My rebellion began last week. I really don’t feel good about Nokia any more.

Subconsciously, I’ve found that I’ve moved Nokia down in my mind to the same level as my washing machine. A utility.

So bad is my anti-Nokia feeling, my, ‘where the hell have you been?’ feeling, I stopped using the camera on the N95 and the E61i. Normally I’d be using the devices like no tomorrow during a wedding.

But no.

My subconscious is doing something strange. I’m not feeling it with Nokia any more. From nowhere I’ve all of a sudden become really, really, really annoyed by the stupid delay on the N95 when it takes pictures. I am openly cursing the interface when I’m writing a text message and all of a sudden hit the wrong button and cancel it by mistake. I’m filled with a strange isolated anger when I slide the N95 into multimedia mode (“it’s what computers have become”) and the little menu animations jar and the whole thing takes 1-2 seconds to open. Last week I was delighted with the device. This week… I don’t know what’s come over me.
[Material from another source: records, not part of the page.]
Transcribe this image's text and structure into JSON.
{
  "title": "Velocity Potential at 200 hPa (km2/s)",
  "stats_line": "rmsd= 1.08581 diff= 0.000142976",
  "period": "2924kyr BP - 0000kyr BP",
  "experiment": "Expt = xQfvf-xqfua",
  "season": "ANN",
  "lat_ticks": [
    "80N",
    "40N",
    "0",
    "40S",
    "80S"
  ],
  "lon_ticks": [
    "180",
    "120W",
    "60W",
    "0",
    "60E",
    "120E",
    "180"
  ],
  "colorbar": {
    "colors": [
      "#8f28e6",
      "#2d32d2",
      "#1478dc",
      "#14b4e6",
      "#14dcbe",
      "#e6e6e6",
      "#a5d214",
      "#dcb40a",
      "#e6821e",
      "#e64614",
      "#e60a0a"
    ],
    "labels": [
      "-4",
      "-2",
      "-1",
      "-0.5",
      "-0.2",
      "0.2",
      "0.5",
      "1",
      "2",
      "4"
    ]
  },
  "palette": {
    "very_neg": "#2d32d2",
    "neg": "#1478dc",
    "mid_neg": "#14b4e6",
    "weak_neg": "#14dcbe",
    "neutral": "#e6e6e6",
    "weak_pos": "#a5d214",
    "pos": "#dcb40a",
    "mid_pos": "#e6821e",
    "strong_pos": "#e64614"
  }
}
So bad was my feeling, when I came across a fantastic offer on a Canon EOS40D camera on Friday, I bought it and went on to spend the wedding day shooting really brilliant 10.1 megapixel SLR images.

The N95 stayed in my pocket. Goodness me.

I’m even thinking about a Blackberry.

Good Mobile Messaging is routinely rebooting itself, like a frustrated Windows 95 user, every time I press the message icon on my Nokia E61i. That’s not a Nokia issue per se but I’m associating it with the brand and now looking for substitutes or alternatives…

What IS going on with me? Dear me.

7 COMMENTS

  1. ewan,

    whatever you’re feeling for nokia right now has nothing to do with your new 40d.
    if you needed to do some ironing would you use a washing machine?
    if you want to do photography you have to use a camera! a real one! like your 40d! not a phone!

    you’re about to discover a whole new world. enjoy it!

    oh, and if you need to send an sms try not to press menu->format->ok on the 40d…

  2. You’re not alone . . . You have actually summed up quite comprehensively how I’ve felt over the last few weeks. I know just even the mention the iPhone is going to enrage some readers, but I do think that the iPhone is having quite a profound effect on the market. It’s shifting expectations wildly, to the point where almost all other gadgets feel clunky and poorly finished in comparison.

    Have faith though Ewan, think back to Nokia’s (published) reaction to the iPhone announcement, if memory serves me correctly, they were the only manufacturer that said that Apple’s entry into the phone market was a good thing, as if would force them to rethink things. I believe Nokia have what it takes to hold their own against Apple – but they may take a year or two to get back up to speed. Exciting times!

  3. While not attemptin to blindly defend, it should be noted that the slowness in menu and photo capture that you mention has been addressed in future devices. The N76, E90, N81, and new N95 versions (both 8GB and US 3G) have 40MB+ of free RAM to the user, which I can attest contributes greatly to the speed of, well, everything.

    The UI can’t be argued, but I have to ask, is Nokia’s S60 really intended for the same market the iPhone’s UI is?